Para a pesquisadora Florence Rochefort, especialista nos combates das mulheres pela igualdade ao longo da História, o Nêmesis, via a luta feminista, ataca a imigração e o islã, “os dois temas mais importantes da extrema direita na França e na Europa”.

– Já havia um feminismo de extrema direita nos anos 1920. Eram feministas cristãs bastante direitizadas e fortemente antissemitas. Impressiona é que a opção política é absolutamente dominante em relação à proposição feminista. Mas se apropriar deste terreno é, ainda assim, algo novo, diz a historiadora, que lançou recentemente o ensaio “Ne nous libérez pas, on s’en charge – une histoire des féminismes de 1789 à nos jours” (Não nos liberem, nós nos encarregaremos – uma história do feminismo de 1789 até hoje, ed.
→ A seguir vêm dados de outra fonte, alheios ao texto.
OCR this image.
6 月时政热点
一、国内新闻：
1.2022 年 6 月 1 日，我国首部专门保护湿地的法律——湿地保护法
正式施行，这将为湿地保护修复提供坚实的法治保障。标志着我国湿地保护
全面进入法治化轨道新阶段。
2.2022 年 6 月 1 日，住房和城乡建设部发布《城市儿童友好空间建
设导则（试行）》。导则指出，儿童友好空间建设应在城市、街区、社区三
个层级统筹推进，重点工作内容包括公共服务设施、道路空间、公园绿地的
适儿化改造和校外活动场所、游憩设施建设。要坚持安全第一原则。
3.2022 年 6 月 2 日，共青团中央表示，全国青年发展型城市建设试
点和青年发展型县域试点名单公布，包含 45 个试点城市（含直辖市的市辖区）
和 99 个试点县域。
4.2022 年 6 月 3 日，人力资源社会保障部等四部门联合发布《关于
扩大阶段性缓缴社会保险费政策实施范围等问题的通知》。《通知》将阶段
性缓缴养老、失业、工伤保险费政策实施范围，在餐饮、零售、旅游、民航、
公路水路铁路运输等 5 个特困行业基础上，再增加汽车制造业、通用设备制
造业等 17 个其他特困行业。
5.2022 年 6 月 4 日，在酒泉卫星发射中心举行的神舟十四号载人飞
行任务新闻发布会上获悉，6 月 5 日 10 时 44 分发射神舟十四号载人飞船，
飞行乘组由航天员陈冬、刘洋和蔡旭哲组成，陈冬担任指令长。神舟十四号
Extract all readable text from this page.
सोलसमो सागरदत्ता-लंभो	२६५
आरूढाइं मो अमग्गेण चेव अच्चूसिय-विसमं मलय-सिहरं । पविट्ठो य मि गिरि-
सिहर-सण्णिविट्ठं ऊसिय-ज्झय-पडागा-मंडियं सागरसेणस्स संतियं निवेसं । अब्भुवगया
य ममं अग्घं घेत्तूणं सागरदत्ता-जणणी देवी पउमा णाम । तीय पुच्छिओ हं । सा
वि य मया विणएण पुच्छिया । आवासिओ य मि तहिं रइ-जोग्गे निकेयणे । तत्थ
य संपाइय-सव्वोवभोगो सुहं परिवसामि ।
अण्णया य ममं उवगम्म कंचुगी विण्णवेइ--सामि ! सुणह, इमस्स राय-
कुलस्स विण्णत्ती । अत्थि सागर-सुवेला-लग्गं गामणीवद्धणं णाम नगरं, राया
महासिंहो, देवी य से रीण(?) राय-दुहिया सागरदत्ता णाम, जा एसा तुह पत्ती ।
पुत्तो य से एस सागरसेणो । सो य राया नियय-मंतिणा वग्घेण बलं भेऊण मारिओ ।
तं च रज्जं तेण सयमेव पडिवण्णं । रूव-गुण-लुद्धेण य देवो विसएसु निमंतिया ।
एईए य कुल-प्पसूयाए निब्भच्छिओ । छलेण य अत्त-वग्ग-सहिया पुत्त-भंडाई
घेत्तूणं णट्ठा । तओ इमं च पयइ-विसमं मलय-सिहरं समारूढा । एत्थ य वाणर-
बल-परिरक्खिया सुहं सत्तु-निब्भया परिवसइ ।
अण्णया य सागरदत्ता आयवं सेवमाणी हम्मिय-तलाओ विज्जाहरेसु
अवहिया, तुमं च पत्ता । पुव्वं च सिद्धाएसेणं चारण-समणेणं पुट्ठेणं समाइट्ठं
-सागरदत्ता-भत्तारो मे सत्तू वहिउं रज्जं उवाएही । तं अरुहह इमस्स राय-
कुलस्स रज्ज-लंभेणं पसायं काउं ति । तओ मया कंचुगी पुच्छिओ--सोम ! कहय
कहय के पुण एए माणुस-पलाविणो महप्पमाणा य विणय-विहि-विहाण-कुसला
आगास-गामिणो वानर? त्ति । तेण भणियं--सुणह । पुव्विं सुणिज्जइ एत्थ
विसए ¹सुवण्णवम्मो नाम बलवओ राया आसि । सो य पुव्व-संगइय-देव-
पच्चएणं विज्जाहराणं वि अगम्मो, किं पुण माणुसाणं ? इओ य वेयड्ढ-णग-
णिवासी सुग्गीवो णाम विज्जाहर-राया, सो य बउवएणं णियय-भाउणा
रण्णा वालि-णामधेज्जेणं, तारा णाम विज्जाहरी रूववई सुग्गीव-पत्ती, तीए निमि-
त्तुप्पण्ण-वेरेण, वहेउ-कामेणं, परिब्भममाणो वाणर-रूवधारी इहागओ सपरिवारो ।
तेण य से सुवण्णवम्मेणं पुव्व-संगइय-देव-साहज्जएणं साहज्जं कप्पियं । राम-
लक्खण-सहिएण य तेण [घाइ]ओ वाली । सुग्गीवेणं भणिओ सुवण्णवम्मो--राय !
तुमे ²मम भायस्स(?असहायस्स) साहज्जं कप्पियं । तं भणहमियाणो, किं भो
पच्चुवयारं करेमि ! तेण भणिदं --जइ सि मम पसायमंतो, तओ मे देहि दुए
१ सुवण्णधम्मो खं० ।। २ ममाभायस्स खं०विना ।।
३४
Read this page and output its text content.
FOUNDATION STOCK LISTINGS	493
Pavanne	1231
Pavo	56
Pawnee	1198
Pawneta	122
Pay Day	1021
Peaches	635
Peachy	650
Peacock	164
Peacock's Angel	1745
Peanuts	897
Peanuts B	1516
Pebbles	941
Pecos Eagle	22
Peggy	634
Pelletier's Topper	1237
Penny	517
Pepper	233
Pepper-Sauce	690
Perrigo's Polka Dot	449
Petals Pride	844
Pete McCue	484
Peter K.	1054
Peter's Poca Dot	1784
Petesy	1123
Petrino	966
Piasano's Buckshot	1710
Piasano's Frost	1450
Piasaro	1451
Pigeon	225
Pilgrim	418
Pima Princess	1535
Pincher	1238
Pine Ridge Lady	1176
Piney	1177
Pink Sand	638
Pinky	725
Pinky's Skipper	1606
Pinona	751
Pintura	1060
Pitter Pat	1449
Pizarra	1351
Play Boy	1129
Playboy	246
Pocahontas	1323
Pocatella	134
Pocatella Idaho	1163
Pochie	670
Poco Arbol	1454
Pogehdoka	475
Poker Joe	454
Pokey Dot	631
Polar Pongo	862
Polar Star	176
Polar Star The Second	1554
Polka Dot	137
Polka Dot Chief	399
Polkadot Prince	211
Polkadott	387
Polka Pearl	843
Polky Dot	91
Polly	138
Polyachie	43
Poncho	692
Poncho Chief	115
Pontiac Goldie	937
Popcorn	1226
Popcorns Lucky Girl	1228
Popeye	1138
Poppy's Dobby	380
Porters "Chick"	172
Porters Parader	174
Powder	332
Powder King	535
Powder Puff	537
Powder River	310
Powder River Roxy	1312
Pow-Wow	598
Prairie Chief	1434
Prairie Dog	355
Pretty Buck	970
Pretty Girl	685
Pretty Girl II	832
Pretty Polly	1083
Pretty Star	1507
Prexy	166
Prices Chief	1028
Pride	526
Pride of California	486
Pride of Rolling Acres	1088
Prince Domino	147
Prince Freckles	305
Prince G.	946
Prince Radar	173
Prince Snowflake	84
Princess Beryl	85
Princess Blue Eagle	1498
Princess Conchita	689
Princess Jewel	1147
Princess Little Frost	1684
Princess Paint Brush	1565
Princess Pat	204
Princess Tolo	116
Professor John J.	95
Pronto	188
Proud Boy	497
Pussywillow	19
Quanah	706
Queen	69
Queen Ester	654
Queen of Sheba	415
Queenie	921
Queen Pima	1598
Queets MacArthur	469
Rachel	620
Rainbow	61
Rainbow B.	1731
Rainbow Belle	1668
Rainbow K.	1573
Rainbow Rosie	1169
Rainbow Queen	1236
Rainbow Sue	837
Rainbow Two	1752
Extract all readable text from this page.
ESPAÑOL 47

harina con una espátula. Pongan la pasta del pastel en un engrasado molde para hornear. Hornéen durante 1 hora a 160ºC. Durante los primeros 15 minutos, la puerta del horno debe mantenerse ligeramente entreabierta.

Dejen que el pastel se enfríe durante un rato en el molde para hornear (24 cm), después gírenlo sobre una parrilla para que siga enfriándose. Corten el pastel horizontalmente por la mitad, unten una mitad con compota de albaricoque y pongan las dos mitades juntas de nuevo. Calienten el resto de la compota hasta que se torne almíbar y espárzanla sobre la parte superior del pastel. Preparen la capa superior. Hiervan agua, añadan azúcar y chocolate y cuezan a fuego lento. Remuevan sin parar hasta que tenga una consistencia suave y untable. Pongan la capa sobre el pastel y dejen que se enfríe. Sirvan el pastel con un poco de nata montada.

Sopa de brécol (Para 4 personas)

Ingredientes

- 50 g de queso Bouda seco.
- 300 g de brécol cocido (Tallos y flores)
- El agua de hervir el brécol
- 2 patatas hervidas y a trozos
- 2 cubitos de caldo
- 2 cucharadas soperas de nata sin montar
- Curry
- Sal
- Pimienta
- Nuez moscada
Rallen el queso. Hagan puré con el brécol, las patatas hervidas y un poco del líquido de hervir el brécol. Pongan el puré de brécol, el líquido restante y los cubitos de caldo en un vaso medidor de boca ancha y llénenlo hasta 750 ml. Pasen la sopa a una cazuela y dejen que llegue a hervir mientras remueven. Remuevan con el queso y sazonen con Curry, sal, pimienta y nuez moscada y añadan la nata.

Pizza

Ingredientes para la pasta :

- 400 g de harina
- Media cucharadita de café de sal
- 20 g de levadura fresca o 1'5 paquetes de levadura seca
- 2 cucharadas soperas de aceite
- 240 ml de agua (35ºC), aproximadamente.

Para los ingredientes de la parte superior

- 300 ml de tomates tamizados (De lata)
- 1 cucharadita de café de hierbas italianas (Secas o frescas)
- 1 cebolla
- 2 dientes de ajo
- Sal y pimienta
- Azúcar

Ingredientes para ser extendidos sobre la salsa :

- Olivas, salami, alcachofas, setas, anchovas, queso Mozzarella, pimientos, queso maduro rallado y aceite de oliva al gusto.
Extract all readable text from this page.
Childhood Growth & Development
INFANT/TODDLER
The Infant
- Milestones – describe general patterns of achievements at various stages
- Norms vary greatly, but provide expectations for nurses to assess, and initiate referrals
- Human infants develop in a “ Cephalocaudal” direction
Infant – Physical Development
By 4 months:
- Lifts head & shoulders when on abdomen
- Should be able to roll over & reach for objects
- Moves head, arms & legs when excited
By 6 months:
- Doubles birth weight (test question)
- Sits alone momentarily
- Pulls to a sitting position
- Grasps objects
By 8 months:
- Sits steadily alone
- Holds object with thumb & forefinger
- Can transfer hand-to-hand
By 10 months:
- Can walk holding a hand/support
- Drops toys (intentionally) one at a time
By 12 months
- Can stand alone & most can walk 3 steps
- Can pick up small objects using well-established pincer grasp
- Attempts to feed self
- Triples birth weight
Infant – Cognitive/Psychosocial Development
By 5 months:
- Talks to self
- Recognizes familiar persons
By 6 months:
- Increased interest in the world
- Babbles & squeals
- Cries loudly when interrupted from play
La Découverte)

Segundo ela, trata-se de uma política desenvolvida principalmente pela direita americana e jovens especialistas em comunicação, que não possuem um enraizamento histórico com a extrema direita tradicional.

– Há um estratégia de entrar no jogo midiático, desestabilizar, provocar escândalo. É algo preocupante, porque estamos em um momento em que estas correntes ultra se tornam bastante ativas. E como vivemos um período de crise econômica e sanitária no mundo, e com grandes ondas de movimentos populistas, isso provoca medo e inquieta em relação ao que revela.